Je me souviens aussi d’avoir accueilli Colette Giudicelli, dans les salons de la présidence du Sénat, lors de la cérémonie au cours de laquelle Christian Estrosi, alors ministre de l’industrie et maire de Nice, lui avait remis les insignes de chevalier de la Légion d’honneur. Il avait à cette occasion salué une femme pour qui « le sens du devoir [était] toujours passé avant le goût des honneurs ». En réponse, elle s’était alors dite « fière de pouvoir affirmer avoir toujours eu pour seul objectif le bien public et la volonté d’être au service de ses concitoyens ».

Elle maîtrisait ses dossiers et avait à cœur de poursuivre ses engagements. Reconnue pour son dévouement, notamment auprès des personnes en difficulté sociale, c’était cette élue de terrain que j’ai décrite. Elle avait aussi réussi à conjuguer son action au service du bien commun avec une attention particulière à l’égard de ses enfants et de ses petits-enfants.

Je tiens à rendre hommage à ses qualités humaines : courage et force de caractère, alliés à la bienveillance, la générosité et la gentillesse.

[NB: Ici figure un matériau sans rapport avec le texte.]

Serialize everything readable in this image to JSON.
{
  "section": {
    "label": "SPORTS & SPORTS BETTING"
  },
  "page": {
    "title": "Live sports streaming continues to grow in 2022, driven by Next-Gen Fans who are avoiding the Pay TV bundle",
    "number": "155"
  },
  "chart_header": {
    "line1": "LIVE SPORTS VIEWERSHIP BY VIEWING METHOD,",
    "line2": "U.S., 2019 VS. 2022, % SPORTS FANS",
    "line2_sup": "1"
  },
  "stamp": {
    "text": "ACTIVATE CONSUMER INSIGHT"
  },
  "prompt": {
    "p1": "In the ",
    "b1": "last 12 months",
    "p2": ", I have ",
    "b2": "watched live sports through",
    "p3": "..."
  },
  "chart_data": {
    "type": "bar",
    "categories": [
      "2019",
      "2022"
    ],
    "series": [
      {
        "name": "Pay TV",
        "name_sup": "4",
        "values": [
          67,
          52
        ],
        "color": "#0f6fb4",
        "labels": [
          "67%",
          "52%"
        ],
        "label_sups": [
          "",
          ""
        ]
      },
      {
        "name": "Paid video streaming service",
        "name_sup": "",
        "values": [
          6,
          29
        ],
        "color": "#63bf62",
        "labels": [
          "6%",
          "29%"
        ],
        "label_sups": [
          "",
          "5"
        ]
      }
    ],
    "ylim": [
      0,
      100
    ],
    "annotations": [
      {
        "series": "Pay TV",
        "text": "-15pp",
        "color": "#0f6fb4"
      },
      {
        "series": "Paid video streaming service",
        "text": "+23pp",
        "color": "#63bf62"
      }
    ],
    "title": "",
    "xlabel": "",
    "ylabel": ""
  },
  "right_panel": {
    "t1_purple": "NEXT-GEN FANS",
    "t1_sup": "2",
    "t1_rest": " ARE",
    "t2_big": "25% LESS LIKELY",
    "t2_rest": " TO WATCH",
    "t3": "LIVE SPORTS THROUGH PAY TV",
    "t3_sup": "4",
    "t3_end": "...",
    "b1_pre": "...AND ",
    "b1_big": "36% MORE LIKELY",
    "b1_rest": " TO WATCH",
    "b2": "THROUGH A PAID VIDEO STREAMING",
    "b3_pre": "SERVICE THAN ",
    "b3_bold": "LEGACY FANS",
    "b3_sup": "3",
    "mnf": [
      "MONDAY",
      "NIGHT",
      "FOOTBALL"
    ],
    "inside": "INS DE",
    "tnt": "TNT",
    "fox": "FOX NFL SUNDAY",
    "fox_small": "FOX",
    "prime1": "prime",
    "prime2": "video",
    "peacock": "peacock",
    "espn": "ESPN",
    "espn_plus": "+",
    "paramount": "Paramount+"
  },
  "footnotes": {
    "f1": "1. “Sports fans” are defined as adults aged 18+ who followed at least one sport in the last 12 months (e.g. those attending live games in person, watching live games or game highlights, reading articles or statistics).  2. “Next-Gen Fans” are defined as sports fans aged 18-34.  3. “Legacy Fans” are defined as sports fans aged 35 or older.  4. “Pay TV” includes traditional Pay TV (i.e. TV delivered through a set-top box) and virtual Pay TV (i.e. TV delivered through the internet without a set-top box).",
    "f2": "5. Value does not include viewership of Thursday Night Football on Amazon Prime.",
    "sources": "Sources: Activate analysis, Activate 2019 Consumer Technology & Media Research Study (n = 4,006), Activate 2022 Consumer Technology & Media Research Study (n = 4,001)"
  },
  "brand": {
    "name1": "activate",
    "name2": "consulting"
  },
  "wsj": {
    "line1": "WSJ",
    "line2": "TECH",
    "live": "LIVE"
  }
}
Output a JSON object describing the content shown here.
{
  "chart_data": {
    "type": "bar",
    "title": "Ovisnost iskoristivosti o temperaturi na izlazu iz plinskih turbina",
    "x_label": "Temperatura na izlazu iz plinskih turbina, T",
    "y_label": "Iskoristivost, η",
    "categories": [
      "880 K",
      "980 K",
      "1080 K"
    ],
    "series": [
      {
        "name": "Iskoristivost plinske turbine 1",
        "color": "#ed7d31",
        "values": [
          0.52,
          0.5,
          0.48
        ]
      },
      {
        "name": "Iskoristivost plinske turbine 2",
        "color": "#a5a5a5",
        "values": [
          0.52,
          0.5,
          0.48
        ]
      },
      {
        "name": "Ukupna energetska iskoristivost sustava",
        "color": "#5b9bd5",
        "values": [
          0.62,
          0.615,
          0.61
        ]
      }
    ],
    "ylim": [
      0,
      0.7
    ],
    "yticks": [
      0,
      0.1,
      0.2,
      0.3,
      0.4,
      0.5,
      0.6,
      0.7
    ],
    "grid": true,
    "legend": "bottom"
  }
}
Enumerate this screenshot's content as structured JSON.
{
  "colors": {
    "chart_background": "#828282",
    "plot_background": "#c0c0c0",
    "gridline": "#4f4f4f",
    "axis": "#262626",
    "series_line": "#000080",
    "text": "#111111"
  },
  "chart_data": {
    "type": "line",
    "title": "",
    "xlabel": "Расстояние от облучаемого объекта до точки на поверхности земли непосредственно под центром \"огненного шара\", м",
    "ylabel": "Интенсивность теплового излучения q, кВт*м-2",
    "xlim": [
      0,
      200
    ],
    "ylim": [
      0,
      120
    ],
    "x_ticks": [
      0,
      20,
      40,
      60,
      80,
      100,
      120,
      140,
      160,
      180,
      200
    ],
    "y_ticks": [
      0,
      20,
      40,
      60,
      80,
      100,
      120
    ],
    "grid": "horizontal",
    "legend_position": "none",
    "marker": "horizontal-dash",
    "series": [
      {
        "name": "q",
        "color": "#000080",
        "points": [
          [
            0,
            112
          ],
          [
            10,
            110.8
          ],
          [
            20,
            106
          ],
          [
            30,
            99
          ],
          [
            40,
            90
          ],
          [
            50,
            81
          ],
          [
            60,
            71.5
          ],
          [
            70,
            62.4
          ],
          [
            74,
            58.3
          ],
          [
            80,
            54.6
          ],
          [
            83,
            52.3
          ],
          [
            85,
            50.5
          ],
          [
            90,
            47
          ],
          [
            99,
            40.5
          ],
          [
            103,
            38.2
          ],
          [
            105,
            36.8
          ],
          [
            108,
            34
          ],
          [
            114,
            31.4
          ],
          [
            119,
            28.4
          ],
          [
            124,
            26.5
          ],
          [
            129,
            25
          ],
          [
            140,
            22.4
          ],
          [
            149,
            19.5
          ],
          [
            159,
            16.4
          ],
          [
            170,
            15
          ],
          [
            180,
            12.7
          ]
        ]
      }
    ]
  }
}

À ses anciens collègues de la commission des affaires sociales – cher Alain Milon, vous l’avez bien connue lorsque vous présidiez cette commission –, à ses collègues des délégations aux droits des femmes et à la prospective – chère présidente et cher président qui êtes présents aujourd’hui –, j’exprime ma sympathie, comme je le fais à l’égard de ses amis du groupe Les Républicains, qui l’ont vue partir quelques jours avant le renouvellement sénatorial.

À Jean-Claude Guibal, maire de Menton, que je salue tout particulièrement, à ses filles Céline et Géraldine, ici présentes, à l’ensemble de sa famille et de ses proches, à tous ceux qui ont partagé ses engagements, à Menton, dans la vie, et ici, au Sénat, je souhaite redire la part que le Sénat prend à leur deuil.

La parole est à M. le ministre délégué.